CD163 werd onlangs geïdentificeerd als een receptor voor TNF-like weak inducer of apoptosis (TWEAK), een lid van de TNF-superfamilie dat betrokken is bij proinflammatoire reacties, proangiogenese en weefselremodellering (Bover et al., 2007; Michaelson & Burkly, 2009; Moreno et al., 2009). In tumorcellen resulteert binding van TWEAK aan zijn receptor FGF-induceerbaar molecuul 14 (Fn14) in stimulatie van tumorcelproliferatie, -migratie en -invasie, evenals NF-κB-signalering en genexpressie die tumorgroei, angiogenese en immuunsuppressie bevordert (Cheng, Whitsett, Tran, & Winkles, 2014; Yin et al., 2014, 2013). Op macrofagen bindt TWEAK zich selectief aan het cysteïnerijke domein van de scavengerreceptor CD163. CD163-gemedieerde TWEAK scavenging door macrofagen draagt bij aan de degradatie en sequestratie in TME, wat kan voorkomen dat TWEAK zijn tumorbevorderende functies uitoefent, wat een potentieel antitumorvoordeel van TWEAK-CD163-interactie in macrofagen suggereert (Bover et al., 2007).

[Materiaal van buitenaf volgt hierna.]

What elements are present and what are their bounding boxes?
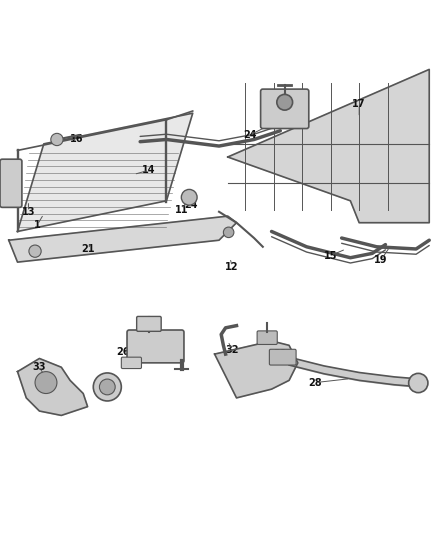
Circle shape [29,245,41,257]
Text: 12: 12 [226,262,239,271]
Text: 32: 32 [226,345,239,355]
Circle shape [409,374,428,393]
Polygon shape [215,341,298,398]
Text: 29: 29 [274,349,287,359]
Polygon shape [228,69,429,223]
Circle shape [99,379,115,395]
FancyBboxPatch shape [269,349,296,365]
Text: 30: 30 [258,334,272,344]
FancyBboxPatch shape [137,317,161,332]
Text: 11: 11 [175,205,188,215]
Text: 28: 28 [308,377,322,387]
Circle shape [35,372,57,393]
Text: 26: 26 [116,347,129,357]
Text: 21: 21 [81,244,94,254]
Text: 16: 16 [70,134,83,144]
FancyBboxPatch shape [257,331,277,344]
Text: 17: 17 [353,100,366,109]
Text: 33: 33 [33,362,46,372]
Text: 1: 1 [34,220,41,230]
Text: 13: 13 [22,207,35,217]
Text: 24: 24 [243,130,256,140]
Text: 23: 23 [274,95,287,105]
Polygon shape [18,359,88,415]
Text: 24: 24 [184,200,197,210]
Polygon shape [18,113,193,231]
Circle shape [93,373,121,401]
Text: 25: 25 [142,336,155,346]
Text: 27: 27 [162,345,175,355]
FancyBboxPatch shape [261,89,309,128]
FancyBboxPatch shape [121,357,141,368]
Polygon shape [9,216,237,262]
Circle shape [181,189,197,205]
Text: 34: 34 [105,386,118,397]
Text: 19: 19 [374,255,388,265]
FancyBboxPatch shape [127,330,184,363]
Circle shape [51,133,63,146]
Circle shape [223,227,234,238]
Text: 15: 15 [324,251,337,261]
Circle shape [277,94,293,110]
FancyBboxPatch shape [0,159,22,207]
Text: 14: 14 [142,165,155,175]
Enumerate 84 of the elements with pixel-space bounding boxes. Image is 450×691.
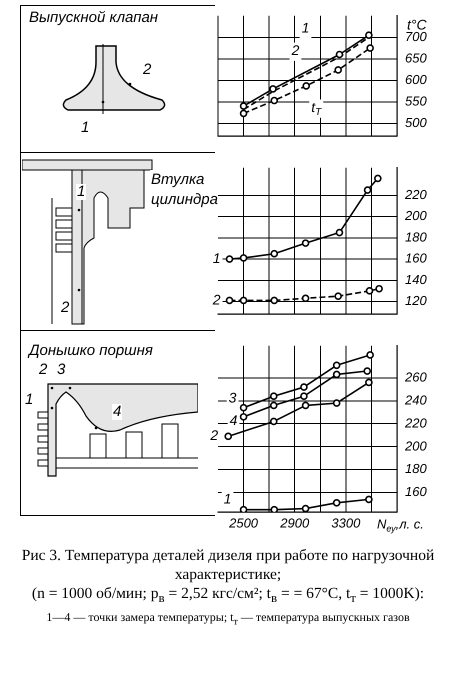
text: 3 xyxy=(56,361,66,378)
y-tick-label: 120 xyxy=(405,293,428,308)
y-tick-label: 140 xyxy=(405,272,428,287)
series-label: 4 xyxy=(230,412,238,428)
point xyxy=(302,504,310,512)
point xyxy=(270,296,278,304)
x-tick-label: 2500 xyxy=(228,515,259,530)
point xyxy=(269,85,277,93)
series-label: 2 xyxy=(290,42,300,58)
text: Донышко поршня xyxy=(28,342,154,359)
y-tick-label: 600 xyxy=(405,72,428,87)
y-tick-label: 200 xyxy=(404,208,428,224)
series-label: 3 xyxy=(228,390,237,406)
text: 1 xyxy=(302,19,310,36)
point xyxy=(302,239,310,247)
series-label: 2 xyxy=(209,427,218,444)
series-label: 2 xyxy=(212,291,221,308)
y-tick-label: 180 xyxy=(405,461,428,476)
point xyxy=(332,399,340,407)
y-tick-label: 650 xyxy=(405,50,428,66)
point xyxy=(300,392,308,400)
point xyxy=(365,496,373,504)
x-tick-label: 3300 xyxy=(331,515,362,530)
point xyxy=(336,228,344,236)
y-tick-label: 240 xyxy=(404,392,428,408)
point xyxy=(240,506,248,512)
text: Выпускной клапан xyxy=(28,9,160,26)
point xyxy=(366,351,374,359)
point xyxy=(270,418,278,426)
y-tick-label: 220 xyxy=(404,415,428,430)
text: 2 xyxy=(142,61,152,78)
point xyxy=(300,383,308,391)
point xyxy=(334,292,342,300)
point xyxy=(365,378,373,386)
text: 1 xyxy=(24,391,34,408)
y-tick-label: 160 xyxy=(405,484,428,500)
point xyxy=(363,367,372,375)
point xyxy=(240,254,248,262)
text: 1 xyxy=(80,119,90,136)
point xyxy=(302,294,310,302)
y-tick-label: 500 xyxy=(405,114,428,130)
point xyxy=(270,96,278,104)
y-tick-label: 550 xyxy=(405,93,428,108)
point xyxy=(224,432,232,440)
y-tick-label: 220 xyxy=(404,186,428,202)
point xyxy=(374,174,382,182)
point xyxy=(226,296,234,304)
point xyxy=(332,499,340,507)
annotation: Втулка цилиндра xyxy=(150,170,218,210)
y-tick-label: 180 xyxy=(405,229,428,244)
point xyxy=(332,370,340,378)
text: Рис 3. Температура деталей дизеля при работе по нагрузочной характеристике; xyxy=(20,546,436,584)
point xyxy=(270,402,278,410)
y-tick-label: 260 xyxy=(404,370,428,385)
point xyxy=(336,50,344,58)
x-tick-label: 2900 xyxy=(279,515,310,530)
text: (n = 1000 об/мин; p$_{в}$ = 2,52 кгс/см²; t$_{в}$ = = 67°C, t$_{т}$ = 1000K): xyxy=(30,584,426,608)
point xyxy=(270,392,278,400)
point xyxy=(366,287,374,295)
text: 2 xyxy=(38,361,48,378)
text: 1—4 — точки замера температуры; t$_{т}$ — температура выпускных газов xyxy=(45,609,411,630)
series-label: 1 xyxy=(212,250,221,266)
point xyxy=(270,250,278,258)
y-tick-label: 160 xyxy=(405,250,428,266)
point xyxy=(365,31,373,39)
point xyxy=(226,255,234,263)
y-tick-label: 200 xyxy=(404,438,428,454)
point xyxy=(240,110,248,118)
point xyxy=(366,44,374,52)
series-label: 1 xyxy=(224,490,232,507)
point xyxy=(240,102,248,110)
point xyxy=(375,284,383,293)
text: 2 xyxy=(60,299,70,316)
point xyxy=(364,186,372,194)
point xyxy=(302,82,310,90)
point xyxy=(240,296,248,304)
point xyxy=(332,361,340,370)
text: 1 xyxy=(76,183,86,200)
point xyxy=(240,413,248,421)
text: 4 xyxy=(112,403,122,420)
point xyxy=(302,402,310,410)
point xyxy=(240,404,248,412)
point xyxy=(334,66,342,74)
point xyxy=(270,506,278,512)
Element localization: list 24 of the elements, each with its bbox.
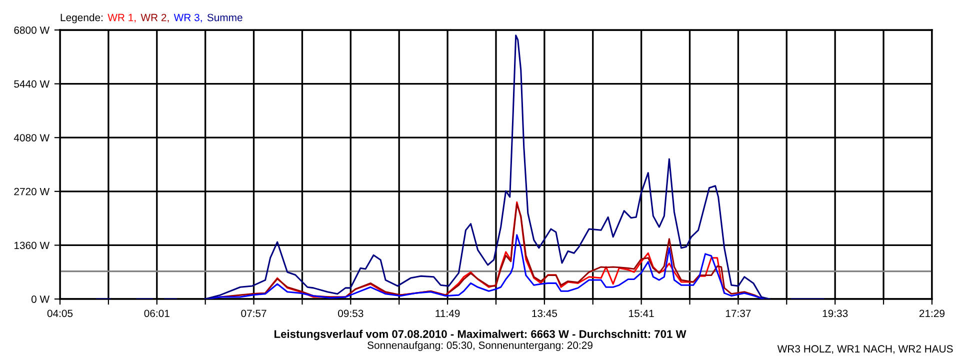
x-tick-label: 13:45: [532, 310, 558, 318]
legend-title: Legende:: [60, 14, 102, 24]
y-tick-label: 1360 W: [14, 242, 50, 250]
x-tick-label: 15:41: [629, 310, 654, 318]
x-tick-label: 21:29: [919, 310, 945, 318]
text: WR3 HOLZ, WR1 NACH, WR2 HAUS: [777, 345, 953, 354]
text: Leistungsverlauf vom 07.08.2010 - Maximalwert: 6663 W - Durchschnitt: 701 W: [274, 330, 686, 340]
x-tick-label: 19:33: [822, 310, 848, 318]
text: Summe: [207, 14, 242, 22]
x-tick-label: 07:57: [241, 310, 266, 318]
y-tick-label: 0 W: [31, 296, 50, 303]
x-tick-label: 06:01: [144, 310, 170, 318]
y-tick-label: 6800 W: [14, 26, 50, 34]
text: Sonnenaufgang: 05:30, Sonnenuntergang: 20:29: [368, 341, 592, 351]
y-tick-label: 4080 W: [14, 134, 50, 142]
x-tick-label: 04:05: [47, 310, 73, 318]
x-tick-label: 09:53: [338, 310, 364, 318]
x-tick-label: 11:49: [436, 310, 460, 318]
text: WR 1,: [108, 14, 136, 22]
text: WR 2,: [140, 14, 169, 22]
y-tick-label: 2720 W: [14, 188, 50, 196]
x-tick-label: 17:37: [726, 310, 751, 318]
y-tick-label: 5440 W: [14, 80, 50, 88]
text: WR 3,: [174, 14, 202, 22]
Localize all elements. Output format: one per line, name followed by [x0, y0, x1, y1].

CD163 bestaat niet alleen als een membraangebonden vorm, maar is ook aanwezig als een oplosbare vorm (sCD163) in plasma en andere weefselvloeistoffen. Het is aangetoond dat ADAM17 het ectodomein van CD163 klieft, waardoor de expressie van CD163 aan het oppervlak wordt gedownreguleerd (Etzerodt, Maniecki, Moller, & Moestrup, 2010; Etzerodt et al., 2014). Intrigerend is dat sCD163 de capaciteiten heeft om T-celproliferatie te remmen (Hogger & Sorg, 2001) en om herkenning en fagocytose van Staphylococcus aureus te bevorderen (Kneidl et al., 2012). Circulerend sCD163 niveau is gesuggereerd een prognostische biomarker te zijn voor kankerpatiënten met een slechte uitkomst en kan een verhoogde activiteit van CD163+ TAMs weerspiegelen (Andersen, Abildgaard, Maniecki, Moller, & Andersen, 2014; Jones et al., 2013; No, Moon, Kim, & Kim, 2013; Sugaya et al., 2012). De rol van sCD163 bij kanker is slecht begrepen. Het is mogelijk dat sCD163 ook betrokken is bij TAM-polarisatie door te concurreren voor binding aan Hp-Hb complexen.